Refus du service militaire
Dans les années 70 et 80 un certain nombre de jeunes Mennonites suisses décidèrent de refuser le service militaire; cela les conduisait automatiquement en prison jusqu’au milieu des années 90. Cette prise de conscience a été largement influencée par la redécouverte de la vision anabaptiste en Amérique du Nord et une nouvelle sensibilité de la société. Il y eut des débats passionnés concernant la soumission à l’Etat selon Romains 13 et le refus de tuer suivant le Sermon sur la Montagne.

Le Comité de Paix mennonite suisse rejoignit dans les années 1980 le mouvement politique grandissant en faveur d’un service civil. Le service civil – avec examen de conscience – a finalement été introduit sur une initiative populaire en 1996.

Justice sociale
Il s’agit pourtant de bien plus que du service militaire et de son refus.

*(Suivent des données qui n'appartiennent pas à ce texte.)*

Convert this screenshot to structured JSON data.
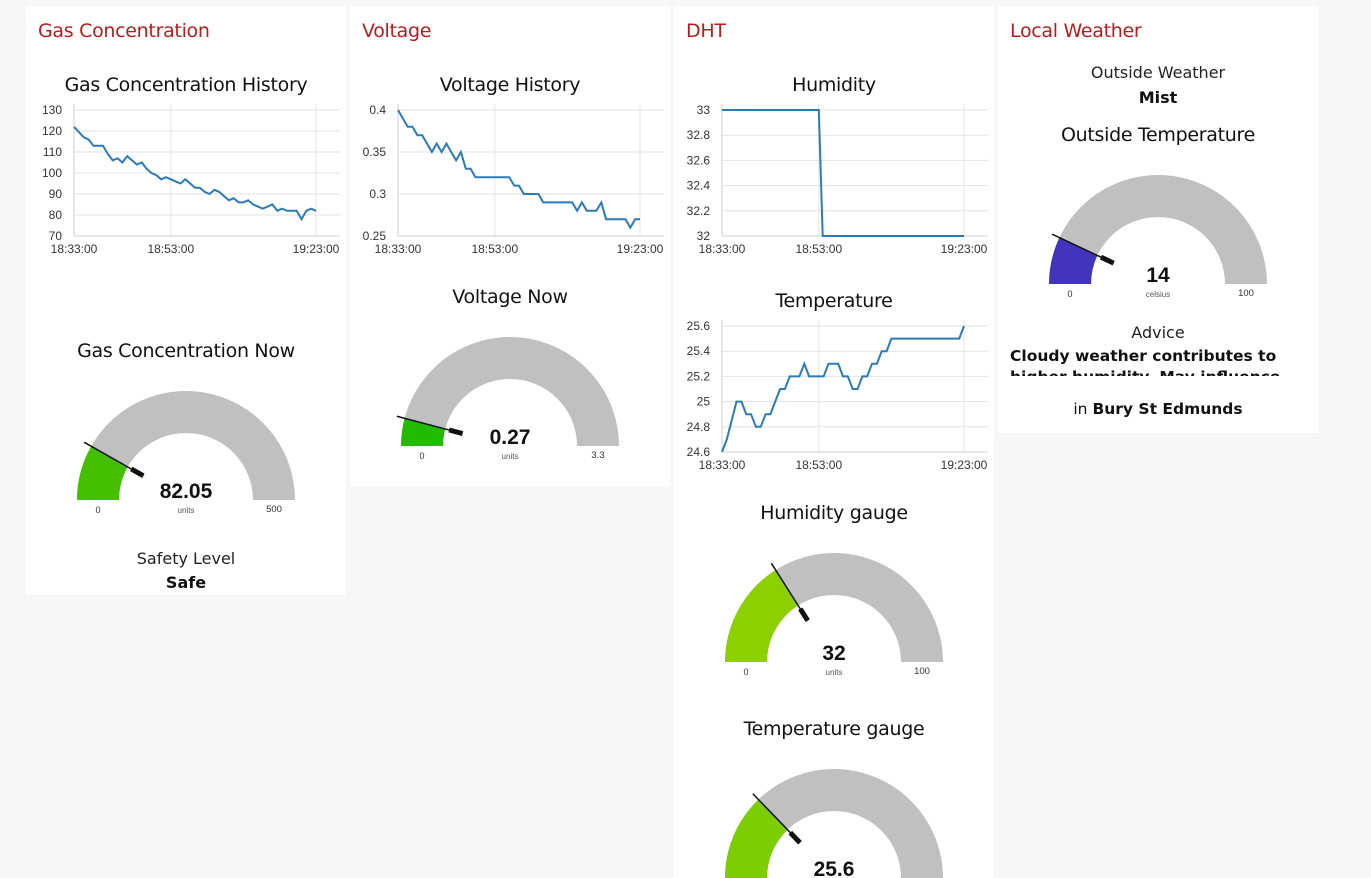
{
  "groups": {
    "gas": {
      "title": "Gas Concentration",
      "history_title": "Gas Concentration History",
      "now_title": "Gas Concentration Now",
      "safety_label": "Safety Level",
      "safety_value": "Safe"
    },
    "voltage": {
      "title": "Voltage",
      "history_title": "Voltage History",
      "now_title": "Voltage Now"
    },
    "dht": {
      "title": "DHT",
      "humidity_title": "Humidity",
      "temperature_title": "Temperature",
      "humidity_gauge_title": "Humidity gauge",
      "temperature_gauge_title": "Temperature gauge"
    },
    "weather": {
      "title": "Local Weather",
      "outside_label": "Outside Weather",
      "outside_value": "Mist",
      "temp_title": "Outside Temperature",
      "advice_label": "Advice",
      "advice_text": "Cloudy weather contributes to higher humidity. May influence output.",
      "location_prefix": "in",
      "location_name": "Bury St Edmunds"
    }
  },
  "colors": {
    "group_title": "#b91c1c",
    "line": "#2b7bb9",
    "gauge_track": "#c0c0c0",
    "needle": "#111111"
  },
  "charts": [
    {
      "id": "gas-history",
      "type": "line",
      "ylim": [
        70,
        130
      ],
      "yticks": [
        "130",
        "120",
        "110",
        "100",
        "90",
        "80",
        "70"
      ],
      "xticks": [
        "18:33:00",
        "18:53:00",
        "19:23:00"
      ],
      "x": [
        0,
        2,
        3,
        4,
        6,
        7,
        8,
        9,
        10,
        11,
        12,
        13,
        14,
        15,
        16,
        17,
        18,
        19,
        20,
        21,
        22,
        23,
        24,
        25,
        26,
        27,
        28,
        29,
        30,
        31,
        32,
        33,
        34,
        35,
        36,
        37,
        38,
        39,
        40,
        41,
        42,
        43,
        44,
        45,
        46,
        47,
        48,
        49,
        50
      ],
      "y": [
        122,
        117,
        116,
        113,
        113,
        109,
        106,
        107,
        105,
        108,
        106,
        104,
        105,
        102,
        100,
        99,
        97,
        98,
        97,
        96,
        95,
        97,
        95,
        93,
        93,
        91,
        90,
        92,
        91,
        89,
        87,
        88,
        86,
        86,
        87,
        85,
        84,
        83,
        84,
        85,
        82,
        83,
        82,
        82,
        82,
        78,
        82,
        83,
        82
      ]
    },
    {
      "id": "voltage-history",
      "type": "line",
      "ylim": [
        0.25,
        0.4
      ],
      "yticks": [
        "0.4",
        "0.35",
        "0.3",
        "0.25"
      ],
      "xticks": [
        "18:33:00",
        "18:53:00",
        "19:23:00"
      ],
      "x": [
        0,
        1,
        2,
        3,
        4,
        5,
        6,
        7,
        8,
        9,
        10,
        11,
        12,
        13,
        14,
        15,
        16,
        17,
        18,
        19,
        20,
        21,
        22,
        23,
        24,
        25,
        26,
        27,
        28,
        29,
        30,
        31,
        32,
        33,
        34,
        35,
        36,
        37,
        38,
        39,
        40,
        41,
        42,
        43,
        44,
        45,
        46,
        47,
        48,
        49,
        50
      ],
      "y": [
        0.4,
        0.39,
        0.38,
        0.38,
        0.37,
        0.37,
        0.36,
        0.35,
        0.36,
        0.35,
        0.36,
        0.35,
        0.34,
        0.35,
        0.33,
        0.33,
        0.32,
        0.32,
        0.32,
        0.32,
        0.32,
        0.32,
        0.32,
        0.32,
        0.31,
        0.31,
        0.3,
        0.3,
        0.3,
        0.3,
        0.29,
        0.29,
        0.29,
        0.29,
        0.29,
        0.29,
        0.29,
        0.28,
        0.29,
        0.28,
        0.28,
        0.28,
        0.29,
        0.27,
        0.27,
        0.27,
        0.27,
        0.27,
        0.26,
        0.27,
        0.27
      ]
    },
    {
      "id": "humidity-history",
      "type": "line",
      "ylim": [
        32,
        33
      ],
      "yticks": [
        "33",
        "32.8",
        "32.6",
        "32.4",
        "32.2",
        "32"
      ],
      "xticks": [
        "18:33:00",
        "18:53:00",
        "19:23:00"
      ],
      "x": [
        0,
        20,
        20.8,
        50
      ],
      "y": [
        33,
        33,
        32,
        32
      ]
    },
    {
      "id": "temperature-history",
      "type": "line",
      "ylim": [
        24.6,
        25.6
      ],
      "yticks": [
        "25.6",
        "25.4",
        "25.2",
        "25",
        "24.8",
        "24.6"
      ],
      "xticks": [
        "18:33:00",
        "18:53:00",
        "19:23:00"
      ],
      "x": [
        0,
        1,
        3,
        4,
        5,
        6,
        7,
        8,
        9,
        10,
        11,
        12,
        13,
        14,
        15,
        16,
        17,
        18,
        19,
        20,
        21,
        22,
        23,
        24,
        25,
        26,
        27,
        28,
        29,
        30,
        31,
        32,
        33,
        34,
        35,
        36,
        37,
        38,
        39,
        40,
        41,
        42,
        43,
        44,
        45,
        46,
        47,
        48,
        49,
        50
      ],
      "y": [
        24.6,
        24.7,
        25.0,
        25.0,
        24.9,
        24.9,
        24.8,
        24.8,
        24.9,
        24.9,
        25.0,
        25.1,
        25.1,
        25.2,
        25.2,
        25.2,
        25.3,
        25.2,
        25.2,
        25.2,
        25.2,
        25.3,
        25.3,
        25.3,
        25.2,
        25.2,
        25.1,
        25.1,
        25.2,
        25.2,
        25.3,
        25.3,
        25.4,
        25.4,
        25.5,
        25.5,
        25.5,
        25.5,
        25.5,
        25.5,
        25.5,
        25.5,
        25.5,
        25.5,
        25.5,
        25.5,
        25.5,
        25.5,
        25.5,
        25.6
      ]
    }
  ],
  "gauges": {
    "gas": {
      "value_label": "82.05",
      "value": 82.05,
      "min": 0,
      "max": 500,
      "min_label": "0",
      "max_label": "500",
      "units": "units",
      "color": "#44c000"
    },
    "voltage": {
      "value_label": "0.27",
      "value": 0.27,
      "min": 0,
      "max": 3.3,
      "min_label": "0",
      "max_label": "3.3",
      "units": "units",
      "color": "#22bb00"
    },
    "humidity": {
      "value_label": "32",
      "value": 32,
      "min": 0,
      "max": 100,
      "min_label": "0",
      "max_label": "100",
      "units": "units",
      "color": "#8cd000"
    },
    "temperature": {
      "value_label": "25.6",
      "value": 25.6,
      "min": 0,
      "max": 100,
      "min_label": "",
      "max_label": "",
      "units": "",
      "color": "#7cce00"
    },
    "outside": {
      "value_label": "14",
      "value": 14,
      "min": 0,
      "max": 100,
      "min_label": "0",
      "max_label": "100",
      "units": "celsius",
      "color": "#4433bb"
    }
  }
}
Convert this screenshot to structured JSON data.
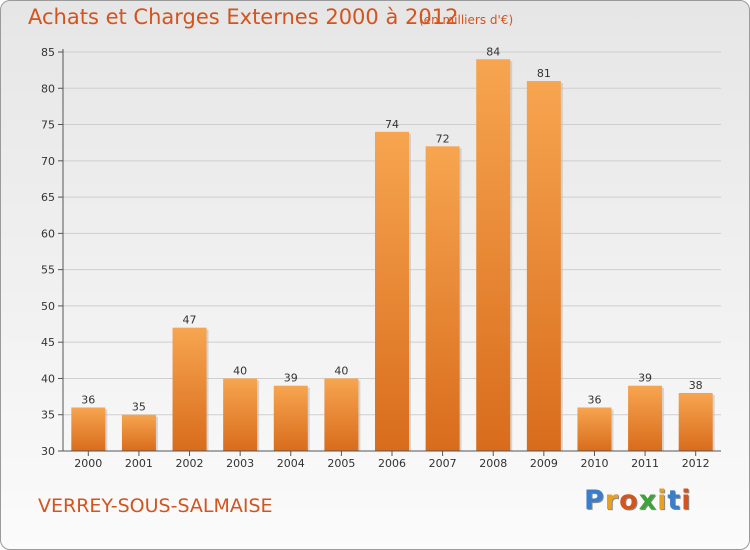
{
  "header": {
    "title": "Achats et Charges Externes 2000 à 2012",
    "subtitle": "(en milliers d'€)"
  },
  "footer": {
    "place": "VERREY-SOUS-SALMAISE"
  },
  "logo": {
    "text": "Proxiti",
    "colors": [
      "#3a7dc9",
      "#e8a021",
      "#d2541e",
      "#3fa33c",
      "#e8a021",
      "#3a7dc9",
      "#d2541e"
    ]
  },
  "colors": {
    "bar_light": "#f7a550",
    "bar_dark": "#d86c1c",
    "grid": "#cfcfcf",
    "text": "#333333",
    "accent": "#d2541e"
  },
  "chart_data": {
    "type": "bar",
    "categories": [
      "2000",
      "2001",
      "2002",
      "2003",
      "2004",
      "2005",
      "2006",
      "2007",
      "2008",
      "2009",
      "2010",
      "2011",
      "2012"
    ],
    "values": [
      36,
      35,
      47,
      40,
      39,
      40,
      74,
      72,
      84,
      81,
      36,
      39,
      38
    ],
    "ylim": [
      30,
      85
    ],
    "yticks": [
      30,
      35,
      40,
      45,
      50,
      55,
      60,
      65,
      70,
      75,
      80,
      85
    ],
    "grid": true
  }
}
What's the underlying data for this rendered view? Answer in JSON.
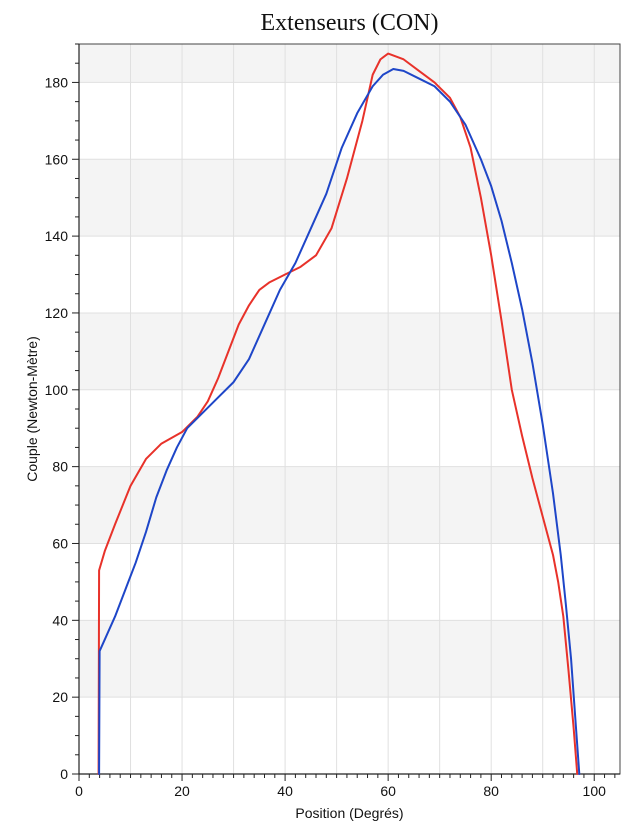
{
  "chart_data": {
    "type": "line",
    "title": "Extenseurs (CON)",
    "xlabel": "Position (Degrés)",
    "ylabel": "Couple (Newton-Mètre)",
    "xlim": [
      0,
      105
    ],
    "ylim": [
      0,
      190
    ],
    "xticks": [
      0,
      20,
      40,
      60,
      80,
      100
    ],
    "yticks": [
      0,
      20,
      40,
      60,
      80,
      100,
      120,
      140,
      160,
      180
    ],
    "grid": true,
    "legend": "none",
    "series": [
      {
        "color": "#e8322a",
        "points": [
          [
            3.8,
            0
          ],
          [
            3.9,
            53
          ],
          [
            5,
            58
          ],
          [
            7,
            65
          ],
          [
            10,
            75
          ],
          [
            13,
            82
          ],
          [
            16,
            86
          ],
          [
            20,
            89
          ],
          [
            23,
            93
          ],
          [
            25,
            97
          ],
          [
            27,
            103
          ],
          [
            29,
            110
          ],
          [
            31,
            117
          ],
          [
            33,
            122
          ],
          [
            35,
            126
          ],
          [
            37,
            128
          ],
          [
            40,
            130
          ],
          [
            43,
            132
          ],
          [
            46,
            135
          ],
          [
            49,
            142
          ],
          [
            52,
            155
          ],
          [
            55,
            170
          ],
          [
            57,
            182
          ],
          [
            58.5,
            186
          ],
          [
            60,
            187.5
          ],
          [
            63,
            186
          ],
          [
            66,
            183
          ],
          [
            69,
            180
          ],
          [
            72,
            176
          ],
          [
            74,
            171
          ],
          [
            76,
            163
          ],
          [
            78,
            150
          ],
          [
            80,
            135
          ],
          [
            82,
            118
          ],
          [
            84,
            100
          ],
          [
            86,
            88
          ],
          [
            88,
            77
          ],
          [
            90,
            67
          ],
          [
            92,
            57
          ],
          [
            93,
            50
          ],
          [
            94,
            41
          ],
          [
            95,
            27
          ],
          [
            96,
            12
          ],
          [
            96.7,
            0
          ]
        ]
      },
      {
        "color": "#1e46c8",
        "points": [
          [
            3.9,
            0
          ],
          [
            4.0,
            32
          ],
          [
            5,
            35
          ],
          [
            7,
            41
          ],
          [
            9,
            48
          ],
          [
            11,
            55
          ],
          [
            13,
            63
          ],
          [
            15,
            72
          ],
          [
            17,
            79
          ],
          [
            19,
            85
          ],
          [
            21,
            90
          ],
          [
            24,
            94
          ],
          [
            27,
            98
          ],
          [
            30,
            102
          ],
          [
            33,
            108
          ],
          [
            36,
            117
          ],
          [
            39,
            126
          ],
          [
            42,
            133
          ],
          [
            45,
            142
          ],
          [
            48,
            151
          ],
          [
            51,
            163
          ],
          [
            54,
            172
          ],
          [
            57,
            179
          ],
          [
            59,
            182
          ],
          [
            61,
            183.5
          ],
          [
            63,
            183
          ],
          [
            66,
            181
          ],
          [
            69,
            179
          ],
          [
            72,
            175
          ],
          [
            75,
            169
          ],
          [
            78,
            160
          ],
          [
            80,
            153
          ],
          [
            82,
            144
          ],
          [
            84,
            133
          ],
          [
            86,
            121
          ],
          [
            88,
            107
          ],
          [
            90,
            91
          ],
          [
            92,
            73
          ],
          [
            93.5,
            57
          ],
          [
            94.5,
            44
          ],
          [
            95.5,
            30
          ],
          [
            96.3,
            15
          ],
          [
            97.1,
            0
          ]
        ]
      }
    ]
  }
}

Il y a les défis de la justice sociale et du commerce équitable. On débat encore plus de la résistance à l’injustice, au militarisme, à la violence de l’état par exemple l’égard des réfugiés au travail. Il se peut qu’il y ait sur ces questions, des opinions aussi différentes chez les mennonites qu’au sein de la société dans laquelle ils vivent.